Observation: Turnagain

Location: Petes North

Route & General Observations

Standard (alder willing) route from Johnson Pass trail head entrance to 2700′ on Petes North ridgeline.
Parking lots were busy through the Pass. Great day to be out enjoying the CNF!
Surface conditions inventory prior to the incoming storm.

Red Flags
Red flags are simple visual clues that are a sign of potential avalanche danger. Please record any sign of red flags below.
Observer Comments

None observed

Weather & Snow Characteristics
Please provide details to help us determine the weather and snowpack during the time this observation took place.

Broken skies
Temperatures in the 20°Fs at the road and teens above treeline.
Calm winds

Snow surface

2-4" of new snow. The soft snow is on top of melt freeze crust down low, hard wind effected snow in some zones up high or soft settled powder.
Light wind effect in the new snow along the ridgeline.

No persistent (future weak layer) grain types present on the surface.
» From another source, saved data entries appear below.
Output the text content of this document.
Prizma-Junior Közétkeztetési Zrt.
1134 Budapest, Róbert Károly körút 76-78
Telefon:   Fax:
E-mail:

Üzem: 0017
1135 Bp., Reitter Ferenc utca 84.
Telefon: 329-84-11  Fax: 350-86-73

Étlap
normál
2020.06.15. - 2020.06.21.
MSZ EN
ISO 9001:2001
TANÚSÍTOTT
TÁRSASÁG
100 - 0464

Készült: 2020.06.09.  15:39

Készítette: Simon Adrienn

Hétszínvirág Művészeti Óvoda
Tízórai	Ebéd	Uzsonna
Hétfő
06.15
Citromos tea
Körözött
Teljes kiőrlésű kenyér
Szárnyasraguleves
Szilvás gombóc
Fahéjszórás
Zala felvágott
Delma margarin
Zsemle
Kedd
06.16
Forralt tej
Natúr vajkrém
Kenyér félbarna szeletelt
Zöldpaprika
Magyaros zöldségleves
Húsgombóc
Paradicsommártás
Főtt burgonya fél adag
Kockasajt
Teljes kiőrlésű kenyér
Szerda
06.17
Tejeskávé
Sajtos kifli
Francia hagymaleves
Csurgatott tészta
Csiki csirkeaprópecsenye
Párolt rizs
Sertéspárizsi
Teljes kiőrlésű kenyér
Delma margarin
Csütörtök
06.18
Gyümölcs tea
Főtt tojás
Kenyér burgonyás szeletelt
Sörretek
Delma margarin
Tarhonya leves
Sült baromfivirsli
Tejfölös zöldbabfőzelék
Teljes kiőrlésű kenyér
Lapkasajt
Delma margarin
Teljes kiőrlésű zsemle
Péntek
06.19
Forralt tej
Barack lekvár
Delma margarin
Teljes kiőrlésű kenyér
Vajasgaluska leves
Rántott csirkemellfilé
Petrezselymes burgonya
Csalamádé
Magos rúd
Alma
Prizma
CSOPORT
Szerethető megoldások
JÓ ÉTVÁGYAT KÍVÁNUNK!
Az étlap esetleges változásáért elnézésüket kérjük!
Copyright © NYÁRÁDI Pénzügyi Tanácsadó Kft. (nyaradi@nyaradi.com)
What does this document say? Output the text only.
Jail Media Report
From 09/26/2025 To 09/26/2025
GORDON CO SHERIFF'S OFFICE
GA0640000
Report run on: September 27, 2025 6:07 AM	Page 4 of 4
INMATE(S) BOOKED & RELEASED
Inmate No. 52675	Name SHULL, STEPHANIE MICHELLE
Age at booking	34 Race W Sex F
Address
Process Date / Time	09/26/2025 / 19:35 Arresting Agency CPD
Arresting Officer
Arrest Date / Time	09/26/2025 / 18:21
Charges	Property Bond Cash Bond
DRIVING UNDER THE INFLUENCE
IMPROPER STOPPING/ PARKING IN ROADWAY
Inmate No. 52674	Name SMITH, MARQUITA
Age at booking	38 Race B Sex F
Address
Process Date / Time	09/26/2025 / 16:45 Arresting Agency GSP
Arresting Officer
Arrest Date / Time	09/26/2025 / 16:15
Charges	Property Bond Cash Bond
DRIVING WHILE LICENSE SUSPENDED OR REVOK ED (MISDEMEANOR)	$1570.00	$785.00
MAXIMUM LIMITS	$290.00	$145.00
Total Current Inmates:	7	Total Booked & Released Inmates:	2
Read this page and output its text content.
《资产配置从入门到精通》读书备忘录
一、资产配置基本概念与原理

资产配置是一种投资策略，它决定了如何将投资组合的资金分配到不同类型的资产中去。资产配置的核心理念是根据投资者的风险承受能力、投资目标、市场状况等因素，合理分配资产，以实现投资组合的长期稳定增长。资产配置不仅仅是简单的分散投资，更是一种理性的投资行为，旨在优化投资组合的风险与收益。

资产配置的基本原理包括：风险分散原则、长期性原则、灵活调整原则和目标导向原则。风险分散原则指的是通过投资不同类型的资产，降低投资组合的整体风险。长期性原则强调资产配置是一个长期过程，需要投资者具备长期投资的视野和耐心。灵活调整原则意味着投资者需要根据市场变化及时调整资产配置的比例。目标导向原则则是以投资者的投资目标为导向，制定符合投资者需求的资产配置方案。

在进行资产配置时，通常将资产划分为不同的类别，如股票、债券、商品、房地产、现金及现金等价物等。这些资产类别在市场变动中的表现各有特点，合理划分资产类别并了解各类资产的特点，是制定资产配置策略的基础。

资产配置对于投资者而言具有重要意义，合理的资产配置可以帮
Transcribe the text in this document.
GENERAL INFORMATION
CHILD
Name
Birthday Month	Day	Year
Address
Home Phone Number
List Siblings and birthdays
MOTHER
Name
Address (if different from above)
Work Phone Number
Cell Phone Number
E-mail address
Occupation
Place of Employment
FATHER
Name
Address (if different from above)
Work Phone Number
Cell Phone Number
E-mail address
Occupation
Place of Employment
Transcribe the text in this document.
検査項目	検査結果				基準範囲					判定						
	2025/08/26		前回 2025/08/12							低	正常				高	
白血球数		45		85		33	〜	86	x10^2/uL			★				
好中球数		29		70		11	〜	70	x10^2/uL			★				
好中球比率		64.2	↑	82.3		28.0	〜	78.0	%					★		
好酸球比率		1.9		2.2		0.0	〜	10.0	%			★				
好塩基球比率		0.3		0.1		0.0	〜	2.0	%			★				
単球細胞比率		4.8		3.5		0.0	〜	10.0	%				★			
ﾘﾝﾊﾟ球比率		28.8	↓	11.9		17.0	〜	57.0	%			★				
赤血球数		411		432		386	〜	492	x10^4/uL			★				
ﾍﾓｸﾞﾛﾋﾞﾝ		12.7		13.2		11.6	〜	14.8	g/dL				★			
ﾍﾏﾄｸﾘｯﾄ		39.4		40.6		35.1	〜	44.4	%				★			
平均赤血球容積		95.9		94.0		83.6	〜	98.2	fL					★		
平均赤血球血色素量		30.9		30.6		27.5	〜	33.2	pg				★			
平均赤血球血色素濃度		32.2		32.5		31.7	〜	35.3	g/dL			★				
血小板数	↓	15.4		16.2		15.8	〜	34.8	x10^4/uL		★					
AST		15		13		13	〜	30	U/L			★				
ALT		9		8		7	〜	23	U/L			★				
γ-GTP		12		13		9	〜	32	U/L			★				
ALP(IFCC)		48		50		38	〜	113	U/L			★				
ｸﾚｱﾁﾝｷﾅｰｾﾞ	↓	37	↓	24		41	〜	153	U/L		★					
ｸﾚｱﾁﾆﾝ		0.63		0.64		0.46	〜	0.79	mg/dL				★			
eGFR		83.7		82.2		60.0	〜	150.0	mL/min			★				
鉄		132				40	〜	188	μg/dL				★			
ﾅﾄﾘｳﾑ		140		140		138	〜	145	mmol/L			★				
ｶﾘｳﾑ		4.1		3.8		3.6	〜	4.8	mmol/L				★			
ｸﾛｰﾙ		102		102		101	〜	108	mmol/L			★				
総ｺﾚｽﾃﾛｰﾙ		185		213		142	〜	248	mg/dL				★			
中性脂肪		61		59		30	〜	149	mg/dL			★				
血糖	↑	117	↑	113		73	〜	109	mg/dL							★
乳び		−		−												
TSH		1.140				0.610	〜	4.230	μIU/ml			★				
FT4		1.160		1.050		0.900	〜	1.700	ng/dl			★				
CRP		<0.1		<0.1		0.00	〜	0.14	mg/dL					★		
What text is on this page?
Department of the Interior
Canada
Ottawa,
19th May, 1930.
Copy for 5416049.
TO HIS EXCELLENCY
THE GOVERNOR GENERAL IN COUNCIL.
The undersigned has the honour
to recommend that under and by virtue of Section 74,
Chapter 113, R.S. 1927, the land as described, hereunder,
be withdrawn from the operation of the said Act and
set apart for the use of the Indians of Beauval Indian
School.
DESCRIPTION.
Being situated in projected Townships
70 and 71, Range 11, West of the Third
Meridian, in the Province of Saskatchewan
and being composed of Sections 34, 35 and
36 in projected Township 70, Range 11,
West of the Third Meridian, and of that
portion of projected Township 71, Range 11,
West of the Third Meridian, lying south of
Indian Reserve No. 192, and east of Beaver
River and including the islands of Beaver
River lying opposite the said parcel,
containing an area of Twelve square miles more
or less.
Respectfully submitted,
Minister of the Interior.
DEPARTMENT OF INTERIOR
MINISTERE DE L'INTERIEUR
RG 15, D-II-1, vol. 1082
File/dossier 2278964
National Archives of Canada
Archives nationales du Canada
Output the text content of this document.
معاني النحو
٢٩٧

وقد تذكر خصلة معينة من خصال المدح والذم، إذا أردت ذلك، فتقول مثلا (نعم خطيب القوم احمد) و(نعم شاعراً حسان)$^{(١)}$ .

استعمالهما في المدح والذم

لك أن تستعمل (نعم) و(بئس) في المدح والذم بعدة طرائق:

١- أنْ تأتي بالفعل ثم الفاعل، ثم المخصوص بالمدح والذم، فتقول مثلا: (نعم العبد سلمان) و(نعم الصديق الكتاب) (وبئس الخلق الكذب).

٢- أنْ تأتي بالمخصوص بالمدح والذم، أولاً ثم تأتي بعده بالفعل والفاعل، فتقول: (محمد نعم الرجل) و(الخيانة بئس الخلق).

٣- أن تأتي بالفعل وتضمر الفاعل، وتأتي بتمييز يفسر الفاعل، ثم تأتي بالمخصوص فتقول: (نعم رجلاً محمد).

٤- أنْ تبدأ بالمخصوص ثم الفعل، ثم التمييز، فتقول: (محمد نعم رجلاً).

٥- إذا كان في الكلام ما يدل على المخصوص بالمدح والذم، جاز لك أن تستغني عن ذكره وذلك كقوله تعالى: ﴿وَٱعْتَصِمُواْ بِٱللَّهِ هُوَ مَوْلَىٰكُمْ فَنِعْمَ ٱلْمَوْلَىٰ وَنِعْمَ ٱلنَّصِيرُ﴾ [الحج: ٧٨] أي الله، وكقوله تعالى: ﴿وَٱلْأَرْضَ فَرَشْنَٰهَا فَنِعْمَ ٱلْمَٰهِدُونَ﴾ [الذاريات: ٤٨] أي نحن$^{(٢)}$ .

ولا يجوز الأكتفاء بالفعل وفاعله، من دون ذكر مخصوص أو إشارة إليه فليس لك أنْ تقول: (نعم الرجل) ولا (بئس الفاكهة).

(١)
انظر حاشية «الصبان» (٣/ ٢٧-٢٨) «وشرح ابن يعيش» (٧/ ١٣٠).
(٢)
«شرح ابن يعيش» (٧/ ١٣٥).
There is notable scouring on the some of the ridges between gullies on the south side of Lipps up Spokane Creek.


Did some probing at a couple different elevations to get average height of snow. Generally 150 cm/5' from 1000' to 2700'. December 7th crust to 1300', December 1st crust to 2500'. In non wind affected areas the December 1st crust is about 1-1.5' deep. Weak snow at the base of the pack is still evident probing above 2500'.

The skin track had blown in a bit as it poked into more wind exposed terrain and almost completely blown in at the ridge.
Dug 2 pits at 2300'. We did not dig to the ground. There were a few layers of wind in the top 15 cm that were evident with shovel tilt. The December 1st rain crust was 45 cm down. The snow above is very stuck to the top of the crust but compression tests do fail in a thin layer of facets sandwiched in between two layers of the melt-freeze crust. This layer did not propagate in my extended column test. I am a bit curious if we will see any activity associated with this crust in this next storm.
Hit a buried rocky spot skinning off the ridge that was very shallow with faceted snow (small facets) all around, good example of a potential trigger point.